Whether it’s a car or computer, each time we make a purchase, there is a risk of product failure. To be a smart consumer, we have to weigh the costs and the benefits of a warranty. We must ask ourselves, what is the worst that can happen? And then contemplate how much loss we are willing to accept. For me, a warranty almost always makes financial sense. I tend to have bad luck with my products – they are simply not built to last.
I have an extended warranty on my PS3, it cost me $80 and nothing has gone wrong. But the two year coverage ends this Monday, so now I can only hope nothing goes wrong. I have a three year warranty on my television (only one year left!), and a five year extended warranty on my car (only two and half left!). My car warranty cost me $2,500 in 2009 but since then, I have saved over $8,000 because of it. My car has been extremely problematic.
Most products come with a limited manufactures warranty, like my cell phone. I had it for five months when it started acting funky, so I took it to the Sprint store and they gave me a new one for free. Credit card companies also offer free warranty extensions on products purchased with the card. Check your card member agreement terms to see if this is available to you.

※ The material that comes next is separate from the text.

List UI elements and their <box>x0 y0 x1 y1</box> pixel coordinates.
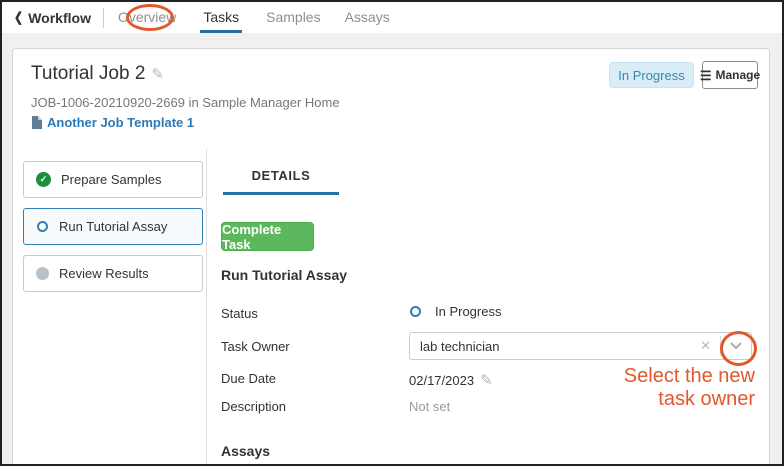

I read an interesting argument against purchasing extended warranties. The idea is, instead of purchasing the warranty, you take the money you would have spent on the warranty and put it aside in a separate saving’s account. Do this for every product for which you could have bought extended warranty. You have now created a funding source for repairs. Since it is unlikely that all your products will break at the same time, you can withdraw funds as items fail.
This strategy would not have benefited me due to the ridiculous problems my car has had, but for some people, this strategy would work. Everyone has a warranty story, some good, and many bad. What’s your story?